Se qualcuno ad inizio anno mi avesse detto che lo scioglimento dei Black Midi sarebbe stato il miglior evento in ambito musicale, gli avrei riso in faccia. Come può essere la perdita di una band del genere essere positiva? Stiamo parlando di un gruppo che ha portato un livello di innovazione senza eguali il rock sperimentale, che ha destrutturato le convenzioni musicali, mischiando generi su generi, ma mantenendo comunque un altissimo livello di tecnicismo e musicalità.

Eppure, l’ex frontman della band londinese, Geordie Greep, riesce a dimostrare che tutto è possibile, perfino l’impossibile. Il suo esordio da solista, “The New Sound”, potrebbe non essere allo stesso livello di innovazione rispetto al sound dei Black Midi, ma ci offre per certo uno degli ascolti più interessanti di quest’anno.

Il concept dell’album è in parte ispirato alle esperienze serali dell’artista, scrivendo su ciò che le persone rivelano dopo aver bevuto un po’ troppo. I protagonisti delle canzoni sono afflitti da una miseria che non riescono a comunicare, e che li costringe a dire e fare cose che probabilmente non dovrebbero rivelare.

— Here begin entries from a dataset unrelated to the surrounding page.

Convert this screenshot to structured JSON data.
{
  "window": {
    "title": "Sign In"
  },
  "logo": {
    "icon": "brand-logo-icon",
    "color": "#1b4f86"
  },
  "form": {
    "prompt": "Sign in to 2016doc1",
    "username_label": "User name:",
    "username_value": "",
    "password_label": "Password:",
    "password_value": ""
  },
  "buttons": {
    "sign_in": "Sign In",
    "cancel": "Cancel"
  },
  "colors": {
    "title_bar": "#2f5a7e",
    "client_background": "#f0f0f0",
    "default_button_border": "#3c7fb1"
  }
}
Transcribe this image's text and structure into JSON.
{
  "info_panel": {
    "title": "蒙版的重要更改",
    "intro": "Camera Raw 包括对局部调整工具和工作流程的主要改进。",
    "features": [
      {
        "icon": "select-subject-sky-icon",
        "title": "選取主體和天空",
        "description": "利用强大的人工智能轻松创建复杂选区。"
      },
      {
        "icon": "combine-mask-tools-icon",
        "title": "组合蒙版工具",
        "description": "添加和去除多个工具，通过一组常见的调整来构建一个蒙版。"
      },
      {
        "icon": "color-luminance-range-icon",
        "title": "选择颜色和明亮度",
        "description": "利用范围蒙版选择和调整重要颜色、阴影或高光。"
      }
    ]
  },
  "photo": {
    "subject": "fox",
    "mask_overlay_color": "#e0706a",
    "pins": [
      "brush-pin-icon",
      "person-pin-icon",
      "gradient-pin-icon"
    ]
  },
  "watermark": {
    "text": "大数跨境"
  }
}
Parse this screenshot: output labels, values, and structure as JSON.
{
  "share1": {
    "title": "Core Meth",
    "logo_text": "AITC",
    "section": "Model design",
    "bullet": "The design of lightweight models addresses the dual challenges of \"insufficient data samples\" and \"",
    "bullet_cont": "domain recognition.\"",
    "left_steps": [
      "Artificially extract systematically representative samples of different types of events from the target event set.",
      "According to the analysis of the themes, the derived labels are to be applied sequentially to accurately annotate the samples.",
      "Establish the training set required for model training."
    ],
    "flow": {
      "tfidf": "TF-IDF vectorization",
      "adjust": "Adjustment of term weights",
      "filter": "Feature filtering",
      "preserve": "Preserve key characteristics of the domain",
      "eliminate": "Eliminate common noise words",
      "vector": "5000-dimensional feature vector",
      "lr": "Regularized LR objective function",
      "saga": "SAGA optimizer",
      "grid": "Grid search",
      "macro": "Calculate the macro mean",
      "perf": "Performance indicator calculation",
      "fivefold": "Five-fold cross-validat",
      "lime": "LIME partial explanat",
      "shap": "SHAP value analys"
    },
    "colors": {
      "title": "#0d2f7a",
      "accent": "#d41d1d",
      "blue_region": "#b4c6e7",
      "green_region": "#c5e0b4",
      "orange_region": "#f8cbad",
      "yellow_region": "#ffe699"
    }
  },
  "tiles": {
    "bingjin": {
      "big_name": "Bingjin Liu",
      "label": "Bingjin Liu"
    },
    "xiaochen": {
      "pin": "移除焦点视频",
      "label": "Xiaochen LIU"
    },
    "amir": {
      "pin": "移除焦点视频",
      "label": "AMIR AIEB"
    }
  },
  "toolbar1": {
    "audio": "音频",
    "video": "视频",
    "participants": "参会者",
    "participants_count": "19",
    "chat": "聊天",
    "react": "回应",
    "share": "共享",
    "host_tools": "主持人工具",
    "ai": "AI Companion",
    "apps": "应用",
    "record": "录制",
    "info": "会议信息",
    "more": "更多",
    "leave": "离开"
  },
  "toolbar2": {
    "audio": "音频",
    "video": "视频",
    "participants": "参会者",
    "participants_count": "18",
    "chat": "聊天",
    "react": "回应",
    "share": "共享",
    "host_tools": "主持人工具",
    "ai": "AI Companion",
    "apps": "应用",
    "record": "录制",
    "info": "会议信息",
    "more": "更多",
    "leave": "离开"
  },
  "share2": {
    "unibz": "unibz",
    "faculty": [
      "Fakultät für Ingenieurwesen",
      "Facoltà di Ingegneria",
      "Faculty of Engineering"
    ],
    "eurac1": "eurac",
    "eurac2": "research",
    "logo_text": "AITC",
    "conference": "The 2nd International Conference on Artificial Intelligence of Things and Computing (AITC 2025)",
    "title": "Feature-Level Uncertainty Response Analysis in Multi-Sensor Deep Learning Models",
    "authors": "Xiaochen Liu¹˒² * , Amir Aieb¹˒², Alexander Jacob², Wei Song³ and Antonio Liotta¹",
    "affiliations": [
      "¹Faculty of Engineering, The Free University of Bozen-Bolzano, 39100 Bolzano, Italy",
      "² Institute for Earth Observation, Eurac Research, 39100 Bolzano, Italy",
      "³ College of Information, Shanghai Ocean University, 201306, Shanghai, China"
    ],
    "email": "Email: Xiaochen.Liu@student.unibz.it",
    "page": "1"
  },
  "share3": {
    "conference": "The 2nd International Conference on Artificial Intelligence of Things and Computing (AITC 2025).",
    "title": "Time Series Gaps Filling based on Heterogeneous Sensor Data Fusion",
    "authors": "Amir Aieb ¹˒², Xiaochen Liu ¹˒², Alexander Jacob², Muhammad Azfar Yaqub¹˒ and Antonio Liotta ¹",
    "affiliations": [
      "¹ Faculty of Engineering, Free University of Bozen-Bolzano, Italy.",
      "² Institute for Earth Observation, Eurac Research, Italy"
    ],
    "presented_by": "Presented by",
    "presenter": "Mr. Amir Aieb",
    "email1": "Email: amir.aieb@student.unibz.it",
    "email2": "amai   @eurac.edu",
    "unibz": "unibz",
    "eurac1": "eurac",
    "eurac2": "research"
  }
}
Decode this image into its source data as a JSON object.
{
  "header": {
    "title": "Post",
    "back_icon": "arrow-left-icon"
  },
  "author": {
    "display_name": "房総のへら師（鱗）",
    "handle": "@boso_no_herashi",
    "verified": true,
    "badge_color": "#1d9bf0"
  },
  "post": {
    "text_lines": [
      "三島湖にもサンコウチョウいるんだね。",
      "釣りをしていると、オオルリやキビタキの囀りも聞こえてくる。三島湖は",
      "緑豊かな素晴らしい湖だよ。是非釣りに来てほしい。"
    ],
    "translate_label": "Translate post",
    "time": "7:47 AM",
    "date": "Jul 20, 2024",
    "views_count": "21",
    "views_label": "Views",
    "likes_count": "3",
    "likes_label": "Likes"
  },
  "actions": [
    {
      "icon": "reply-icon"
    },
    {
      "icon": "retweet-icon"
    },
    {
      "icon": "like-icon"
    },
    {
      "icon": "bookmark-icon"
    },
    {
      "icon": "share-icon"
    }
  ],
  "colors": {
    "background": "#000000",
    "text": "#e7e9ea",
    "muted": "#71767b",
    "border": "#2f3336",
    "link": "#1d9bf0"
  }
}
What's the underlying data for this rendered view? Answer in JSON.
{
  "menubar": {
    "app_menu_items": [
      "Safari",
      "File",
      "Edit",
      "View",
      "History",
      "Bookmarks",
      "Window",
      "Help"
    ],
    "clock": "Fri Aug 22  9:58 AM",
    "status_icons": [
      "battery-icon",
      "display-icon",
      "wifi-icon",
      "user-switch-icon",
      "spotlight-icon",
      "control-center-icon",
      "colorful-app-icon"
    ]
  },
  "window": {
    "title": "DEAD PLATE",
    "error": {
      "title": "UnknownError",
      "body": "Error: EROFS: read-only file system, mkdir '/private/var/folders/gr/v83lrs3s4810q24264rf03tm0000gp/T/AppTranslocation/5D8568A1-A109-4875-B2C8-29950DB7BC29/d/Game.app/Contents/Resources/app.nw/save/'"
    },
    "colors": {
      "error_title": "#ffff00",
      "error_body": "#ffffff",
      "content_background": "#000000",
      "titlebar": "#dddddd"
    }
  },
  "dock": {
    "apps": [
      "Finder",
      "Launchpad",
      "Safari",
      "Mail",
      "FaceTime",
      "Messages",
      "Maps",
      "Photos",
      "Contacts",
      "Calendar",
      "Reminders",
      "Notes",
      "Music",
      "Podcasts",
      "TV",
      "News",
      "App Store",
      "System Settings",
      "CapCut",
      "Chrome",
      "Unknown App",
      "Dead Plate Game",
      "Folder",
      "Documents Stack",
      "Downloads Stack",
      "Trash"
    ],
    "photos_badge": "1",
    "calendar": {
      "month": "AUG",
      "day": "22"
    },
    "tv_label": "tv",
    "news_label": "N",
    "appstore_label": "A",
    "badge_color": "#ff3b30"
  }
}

Greep racconta queste storie con un carisma unico, teatrale. La sua performance è dinamica, quasi da attore, tanto che l’intero album sembra un musical.

Prevale l’ironia in tutto l’album, con testi che giocano tra provocazione e umorismo pungente. Per esempio, “Through a War” parla di un leader assetato di potere, così ossessionato da qualcuno che ama che è disposto a sacrificare tutto il resto; in “As If Waltz”, il protagonista si innamora di una prostituta e si immagina di condurre con lei una vita insieme.

Secondo me l’esempio più lampante è proprio il primo singolo dell’album. In “Holy, Holy”, Greep gioca con l’immagine di un seduttore troppo sicuro di sé, portando una narrazione vivace, ma anche provocatoria e molto ironica; non si impone alcun limite, nemmeno nei termini (“When I tell you your p*ssy is holy”).

Le tracce dell’album sono ricche di suoni e influenze tutti diversi, ma che riescono a funzionare tutti insieme. Questa composizione quasi jazz è comunque molto influenzata dalla musica latina, che gli da un ritmo movimentato e vivace.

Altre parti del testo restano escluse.